I haven't written for over a month. I knew that if I wrote, I would not be able to resist writing those words that excite and scare me. I was too scared to write those words for fear that writing them, they would no longer be. I still have that fear, but don't want to deny what is. I need to have faith in God, and not in superstition (though I'm certainly not supersticious).
Here are the words... I am pregnant. There. Said it. I've been happy to tell people, but something about writing it down, here, it scared me. I've been left feeling foolish too many times because I've jumped the gun and spoken of my babies too early. But today was special. Today we saw our precious little bubba and her heartbeat. Or his. Whatever. I don't care what the sex is, I just want a baby.
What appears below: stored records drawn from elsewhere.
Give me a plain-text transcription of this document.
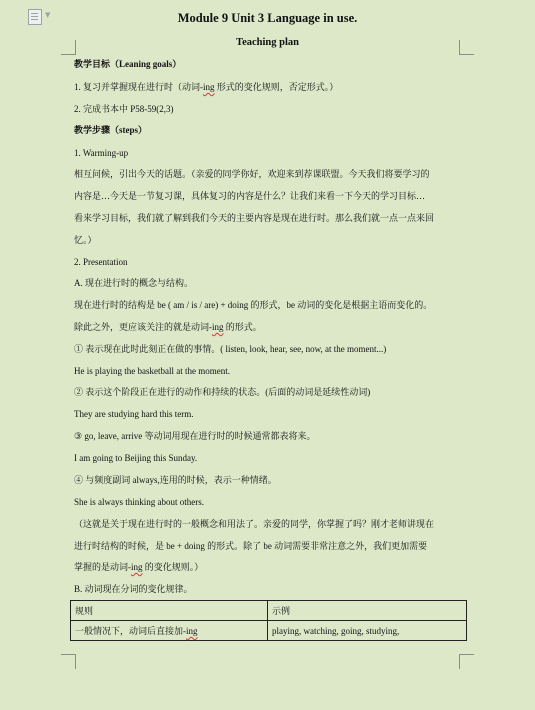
▼	Module 9 Unit 3 Language in use.
Teaching plan
教学目标（Leaning goals）
1. 复习并掌握现在进行时（动词-ing 形式的变化规则，否定形式。）
2. 完成书本中 P58-59(2,3)
教学步骤（steps）
1. Warming-up
相互问候，引出今天的话题。（亲爱的同学你好，欢迎来到荐课联盟。今天我们将要学习的
内容是…今天是一节复习课，具体复习的内容是什么？让我们来看一下今天的学习目标…
看来学习目标，我们就了解到我们今天的主要内容是现在进行时。那么我们就一点一点来回
忆。）
2. Presentation
A. 现在进行时的概念与结构。
现在进行时的结构是 be ( am / is / are) + doing 的形式，be 动词的变化是根据主语而变化的。
除此之外，更应该关注的就是动词-ing 的形式。
① 表示现在此时此刻正在做的事情。( listen, look, hear, see, now, at the moment...)
He is playing the basketball at the moment.
② 表示这个阶段正在进行的动作和持续的状态。(后面的动词是延续性动词)
They are studying hard this term.
③ go, leave, arrive 等动词用现在进行时的时候通常都表将来。
I am going to Beijing this Sunday.
④ 与频度副词 always,连用的时候，表示一种情绪。
She is always thinking about others.
（这就是关于现在进行时的一般概念和用法了。亲爱的同学，你掌握了吗？刚才老师讲现在
进行时结构的时候，是 be + doing 的形式。除了 be 动词需要非常注意之外，我们更加需要
掌握的是动词-ing 的变化规则。）
B. 动词现在分词的变化规律。
规则	示例
一般情况下，动词后直接加-ing	playing, watching, going, studying,
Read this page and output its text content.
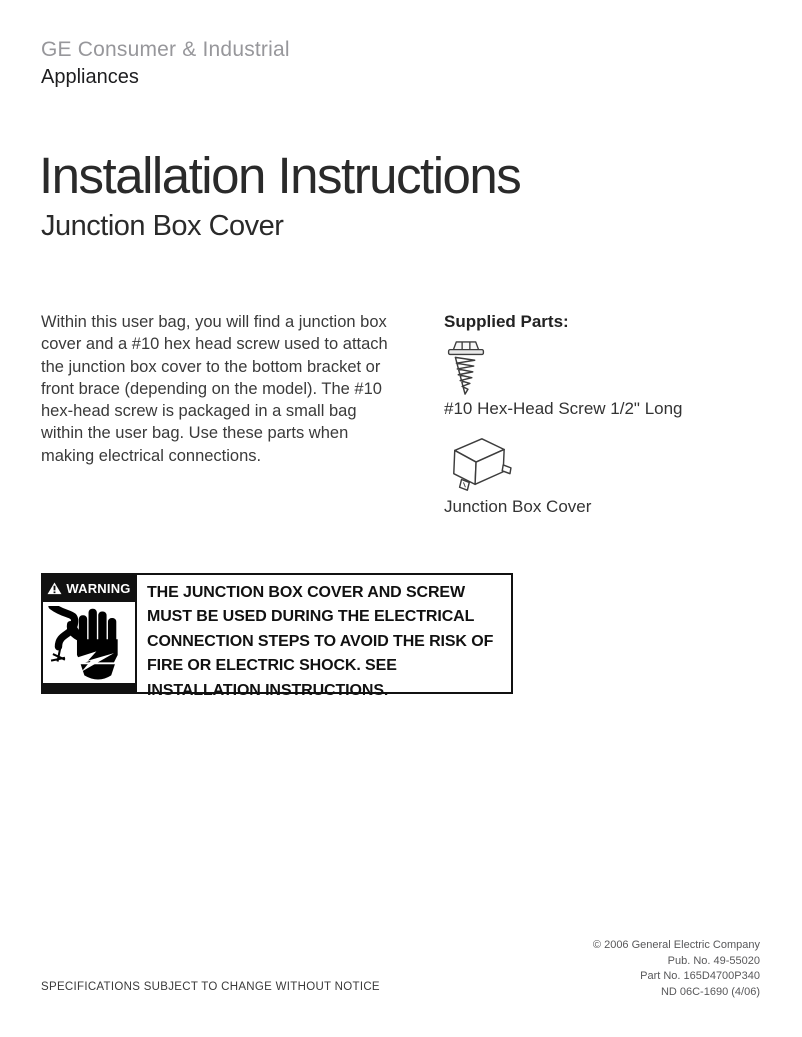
GE Consumer & Industrial
Appliances
Installation Instructions
Junction Box Cover
Within this user bag, you will find a junction box cover and a #10 hex head screw used to attach the junction box cover to the bottom bracket or front brace (depending on the model). The #10 hex-head screw is packaged in a small bag within the user bag. Use these parts when making electrical connections.
Supplied Parts:
#10 Hex-Head Screw 1/2" Long
Junction Box Cover
WARNING	THE JUNCTION BOX COVER AND SCREW MUST BE USED DURING THE ELECTRICAL CONNECTION STEPS TO AVOID THE RISK OF FIRE OR ELECTRIC SHOCK. SEE INSTALLATION INSTRUCTIONS.
SPECIFICATIONS SUBJECT TO CHANGE WITHOUT NOTICE
© 2006 General Electric Company
Pub. No. 49-55020
Part No. 165D4700P340
ND 06C-1690 (4/06)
It looked like a little bean, with not much to see but a small body, large head, and a little perfect flashing heart that was beating wildly at 167bpm!! Awesome. I am 8 weeks 1 day, and in 4 weeks I will be out of the woods, and will be able to breathe a little easier. Today I allowed myself to exhale just a little, in 4 weeks, I will release and take a full breath for the first time in 8 weeks. God is good. So good to me.
I am exhausted. The nausea isn't anywhere near as bad as it was with Jordan, which makes me wonder if this is a little girl, but the fatigue is awful. And Jordan just wakes up so early every morning.
Can't write anymore. Need to go to bed.
By the way. There is definitely only ONE baby in there. Praise God!!!